R.A.P. Music received widespread acclaim from music critics. At Metacritic, which assigns a weighted average rating out of 100 to reviews from mainstream critics, the album received an average score of 85, based on 27 reviews, which indicates "universal acclaim".Allmusic editor David Jeffries gave it four out of five stars and stated "rapper Killer Mike already had an incredibly strong discography before R.A.P. Music landed [...] Revolutionary stuff and absolutely no fluff, R.A.P. Music is outstanding." Evan Rytlewski of A.V. Club praised the album's production and Mike's politically charged lyrics and wrote "[R.A.P. Music] feels like the culmination of his unusual career."Pitchfork Media's Ian Cohen picked the album as the Best New Music giving it an 8.6 out of 10 rating noting that "even if R.A.P. Music doesn't break enough rules or have enough of a platform to reach the levels of Fear of a Black Planet or Straight Outta Compton or Death Certificate . . . it does come off as the kind of powerful mid-career album those acts should've been able to make as hip-hop's elder spokesmen". Christopher Weingarten of Spin gave the album 9 out of 10 and wrote "A child of the '80s and a student of the Internet, Killer Mike is as exciting and wildly unclassifiable as hip-hop gets: New York noise and country shit, nods to when rap was punk and crunk was pop, Ice Cube before he needed hooks, David Banner before he needed to whisper, and Willie D before he needed anybody."Sputnikmusic staff Sobhi Youssef gave the album five stars out of five and praised El-P's synth-bass-heavy production and Mike's lyricism, and noted the album as "a hip-hop masterpiece to be remembered for years to come".
On the other hand, NME writer Henry Barnes and his friend Joey Barnes gave the album a 5 out of 10 stating that "Mike has dabbled with politics in the past, and even made unlikely forays into experimental soul, but ‘RAP Music’ lacks the fury and vitality that usually sustains him. The ambition is to be applauded, but half the album’s a grind. And not the good kind."
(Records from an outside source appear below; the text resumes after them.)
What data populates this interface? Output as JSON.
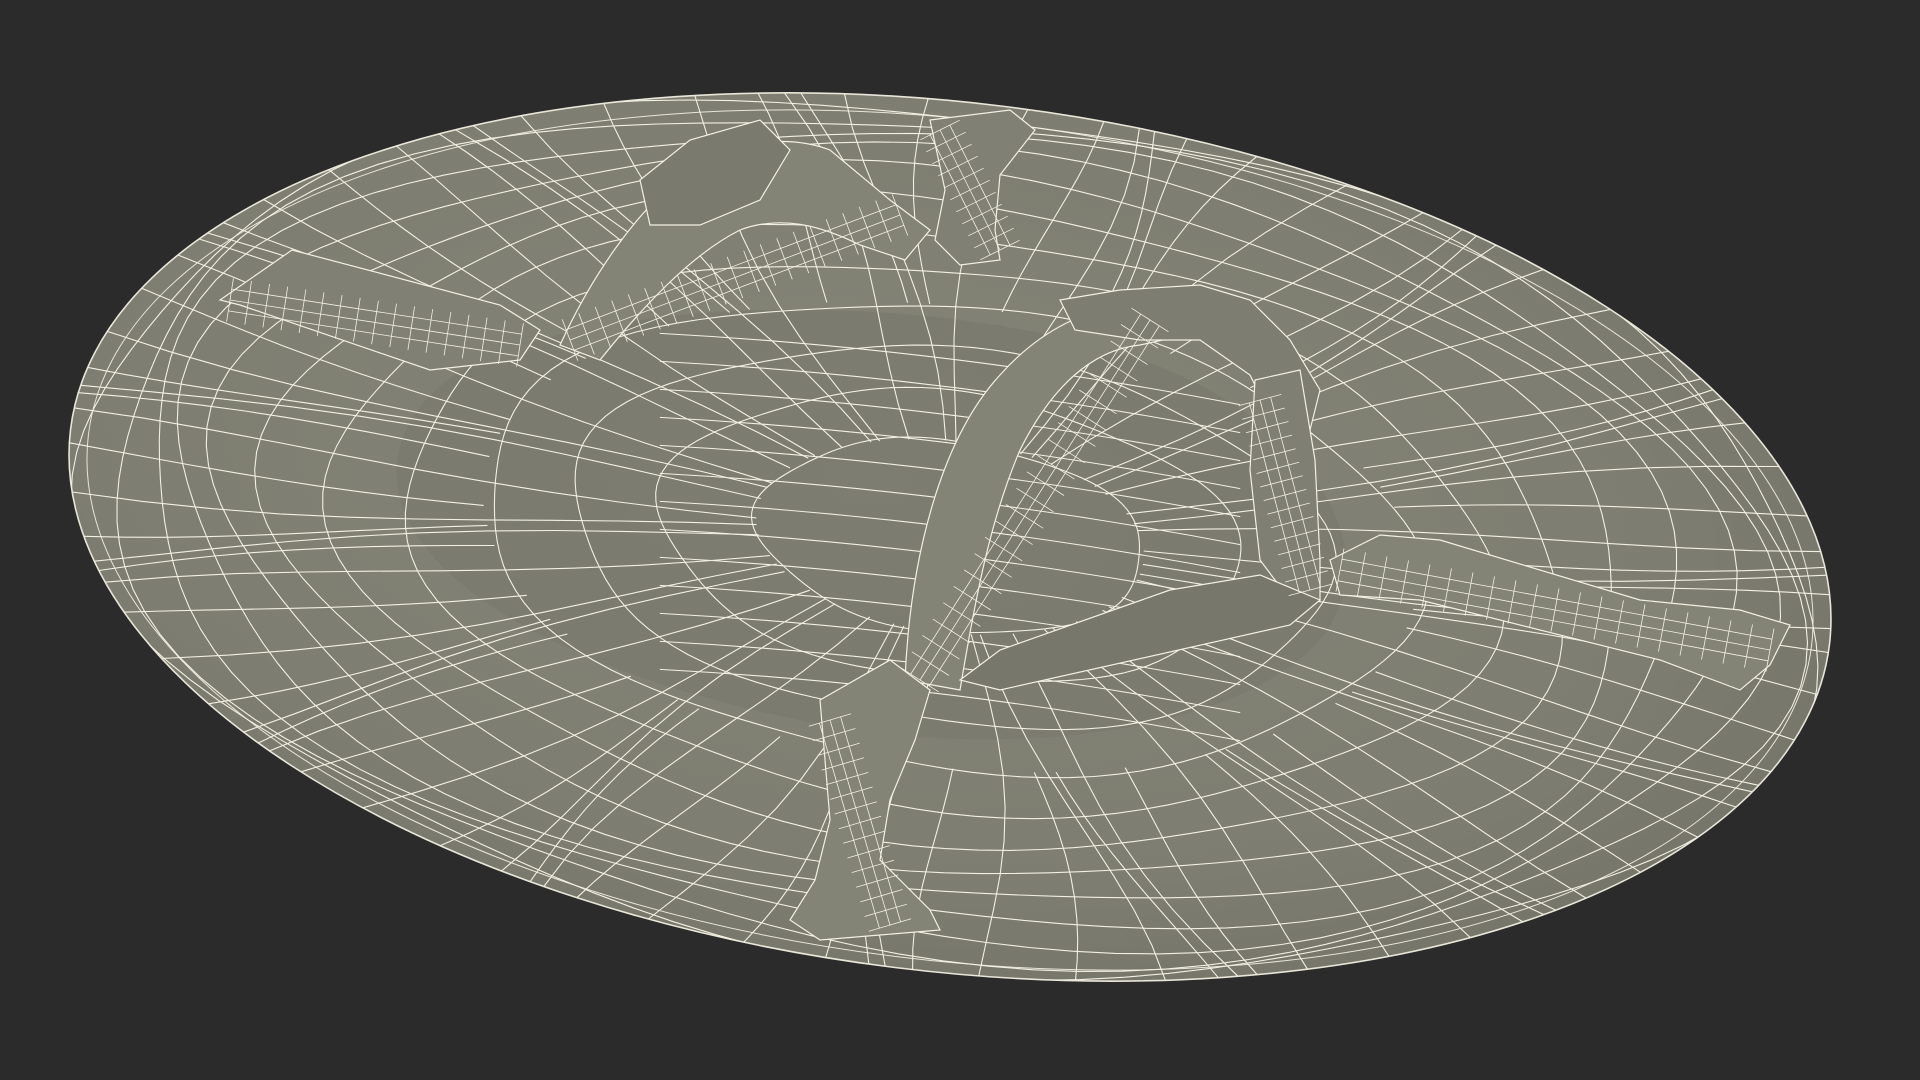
{
  "scene": {
    "object": "shield-with-straps-wireframe",
    "background_color": "#2b2b2b",
    "surface_color": "#7f7f72",
    "surface_light_color": "#8a8a7c",
    "surface_shadow_color": "#6a6a5f",
    "wire_color": "#f2f0e2",
    "parts": [
      "shield-disc",
      "upper-strap",
      "lower-arm-loop",
      "right-strap",
      "bottom-strap"
    ]
  }
}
Complex named the album the 32nd best of 2012. The album was listed at number 20 on Rolling Stone's list of the top 50 albums of 2012, saying "Ten-plus years into his career, Outkast colleague Killer Mike stepped up to headline status with a bare-knuckled, politicized Southern-rap record produced by New York sci-fi dystopian El-P."  The album was listed 23rd on Stereogum's list of top 50 albums of 2012. English magazine The Wire named the album the 27th best of 2012.